Apropos of my earlier post regarding the necessity of being vigilant about encroachments on women's rights, we get this story out of Kansas, where the Attorney General, Phill Kline, who happens to be head of the national Republican attorneys general association, is trying to obtain the medical records of women and girls who had late-term abortions. His rationale is that he needs information in the files to prosecute criminal cases.
Eh?
Kline asserts that the medical records will help him prosecute statutory rape cases and pursue health professionals who have failed to report cases of suspected child sexual abuse, which they are compelled to do by state law. "There are two things that child predators want,” he said, “access to children and secrecy. As attorney general, I'm bound and determined not to give them either."
How laudable. The first problem (and there's always a problem with the intentions of these folks, isn't there?) is that invading the privacy of rape victims, statutory or otherwise, is in direct contradiction to the facilitation of an atmosphere where rape victims feel safe to identify their accusers. Revictimizing them by forcibly revealing intimidate details between themselves and their doctors is both heartless and unproductive. Additionally, rape victims who know and fear retribution from their attackers are already loathe to report the crime; this idiotic idea will make them loathe to seek medical treatment as well. The second problem is:
the subpoena cover[s] "the entire, unredacted patient files of nearly 90 women who obtained abortions at two Kansas clinics in 2003" and that it was not limited by age or the absence of abuse reports.
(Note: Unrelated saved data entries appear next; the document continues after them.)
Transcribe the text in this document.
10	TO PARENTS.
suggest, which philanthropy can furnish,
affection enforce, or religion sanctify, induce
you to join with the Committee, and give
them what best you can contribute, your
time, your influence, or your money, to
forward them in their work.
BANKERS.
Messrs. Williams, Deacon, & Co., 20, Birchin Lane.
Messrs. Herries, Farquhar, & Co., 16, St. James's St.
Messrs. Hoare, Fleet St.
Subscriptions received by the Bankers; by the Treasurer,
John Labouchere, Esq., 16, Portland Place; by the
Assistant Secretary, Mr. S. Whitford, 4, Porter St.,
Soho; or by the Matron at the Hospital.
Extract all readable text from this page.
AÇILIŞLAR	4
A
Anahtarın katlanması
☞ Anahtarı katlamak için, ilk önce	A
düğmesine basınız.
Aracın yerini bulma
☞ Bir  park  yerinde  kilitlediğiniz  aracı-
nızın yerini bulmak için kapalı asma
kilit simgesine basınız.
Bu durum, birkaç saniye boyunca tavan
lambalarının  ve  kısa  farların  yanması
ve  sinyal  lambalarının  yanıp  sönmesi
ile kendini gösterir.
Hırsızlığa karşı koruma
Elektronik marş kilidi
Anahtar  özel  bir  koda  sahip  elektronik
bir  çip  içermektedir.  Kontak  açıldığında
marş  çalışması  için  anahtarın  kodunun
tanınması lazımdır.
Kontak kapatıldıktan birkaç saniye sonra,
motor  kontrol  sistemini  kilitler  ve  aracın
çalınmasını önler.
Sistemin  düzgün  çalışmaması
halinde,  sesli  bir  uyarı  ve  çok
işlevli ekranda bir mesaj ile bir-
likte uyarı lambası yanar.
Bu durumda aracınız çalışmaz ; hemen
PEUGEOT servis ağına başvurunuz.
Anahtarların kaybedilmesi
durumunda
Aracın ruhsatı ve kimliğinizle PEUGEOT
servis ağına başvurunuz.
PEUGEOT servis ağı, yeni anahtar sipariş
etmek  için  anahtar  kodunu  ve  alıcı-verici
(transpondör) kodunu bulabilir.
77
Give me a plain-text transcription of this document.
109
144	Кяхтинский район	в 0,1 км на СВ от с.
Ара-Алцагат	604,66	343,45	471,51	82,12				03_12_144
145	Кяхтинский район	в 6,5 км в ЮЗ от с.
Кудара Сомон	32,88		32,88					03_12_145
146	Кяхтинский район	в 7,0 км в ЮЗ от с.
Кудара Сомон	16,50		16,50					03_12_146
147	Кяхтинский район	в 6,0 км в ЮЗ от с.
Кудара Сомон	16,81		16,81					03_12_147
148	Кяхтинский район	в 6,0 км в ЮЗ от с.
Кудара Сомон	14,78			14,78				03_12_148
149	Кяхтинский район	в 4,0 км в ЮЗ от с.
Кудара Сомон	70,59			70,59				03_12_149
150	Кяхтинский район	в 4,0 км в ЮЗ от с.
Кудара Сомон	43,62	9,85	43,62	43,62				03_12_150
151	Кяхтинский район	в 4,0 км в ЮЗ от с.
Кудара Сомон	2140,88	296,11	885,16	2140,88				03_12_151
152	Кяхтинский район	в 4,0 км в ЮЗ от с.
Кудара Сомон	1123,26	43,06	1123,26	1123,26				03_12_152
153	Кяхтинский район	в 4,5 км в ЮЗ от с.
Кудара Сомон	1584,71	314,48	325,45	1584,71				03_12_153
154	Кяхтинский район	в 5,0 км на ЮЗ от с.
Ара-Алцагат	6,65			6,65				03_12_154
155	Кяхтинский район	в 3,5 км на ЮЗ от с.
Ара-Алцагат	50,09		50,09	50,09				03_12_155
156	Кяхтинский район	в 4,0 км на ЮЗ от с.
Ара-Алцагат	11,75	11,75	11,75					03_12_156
Hmm. A mass subpoena of women's medical records, giving Kline access to information well above and beyond what's relevant for statutory rape cases, including personal details like marital status, race, employment history, emergency contacts, psychological profiles, methods of birth control, prior history of abortions, use of drugs, unrelated health conditions, etc. To say the least, it seems to raise questions about the contention that his objective is prosecuting child predators. One might even say that this isn't really about statutory rape at all:
Kansas law restricts abortions after 22 weeks of pregnancy, where the fetus would be viable outside the womb, except when "continuation of the pregnancy will cause a substantial and irreversible impairment of a major bodily function of the pregnant woman."
Despite that law passed in 1998, Kansas has become a national magnet for late-term abortions because of a doctor in Wichita who performs hundreds of them each year. The doctor, George Tiller, funneled at least $150,000 through political action committees to Mr. Kline's opponent in the attorney general's race in 2002, and his clinic, Women's Health Care Services, is one of the two whose records are being subpoenaed.
Call me cynical, but I suspect that if Dr. Tiller had funneled at least $150,000 through political action committees to Mr. Kline, instead of his opponent, his medical practice wouldn't receive much scrutiny from the attorney general's office regardless of the number of abortions he performed. Think that's a bit of outrageous hyperbole? Well, let's not forget, shall we, the recently elected Republican Senator from Oklahoma, Tom Coburn, who sterilized a female patient without her written consent and then made a fraudulent claim to Medicaid for reimbursement for the procedure. The party of moral values welcomed him into the fold with open arms.
Then again, maybe it's about this:
In a statement on Dr. Tiller's behalf, his lawyer and a spokesman noted that he had complied with a subpoena from Texas authorities this week in relation to a patient who died after an abortion at his clinic…
If error by Dr. Tiller indeed caused the death of that patient, then he should be punished. (And, if Bush & Co. have their way, her family would receive a whopping $250,000 settlement.) But the privacy of the rest of Dr. Tiller’s patients should be invaded to see to it that he is.
The issue here is that there is no clear motive for subpoenaing all 90 of these women's medical records. It is to prosecute perpetrators of statutory rape? Is it a witch hunt against a political antagonist? Is it an attempt to discern possible malpractice? Any of the above are dubious (to be generous) grounds for said subpoena, anyway. Kline obviously cares about reducing the number of abortions in his state, which in and of itself is a goal that anyone can support. But the ends do not justify the means. They rarely do.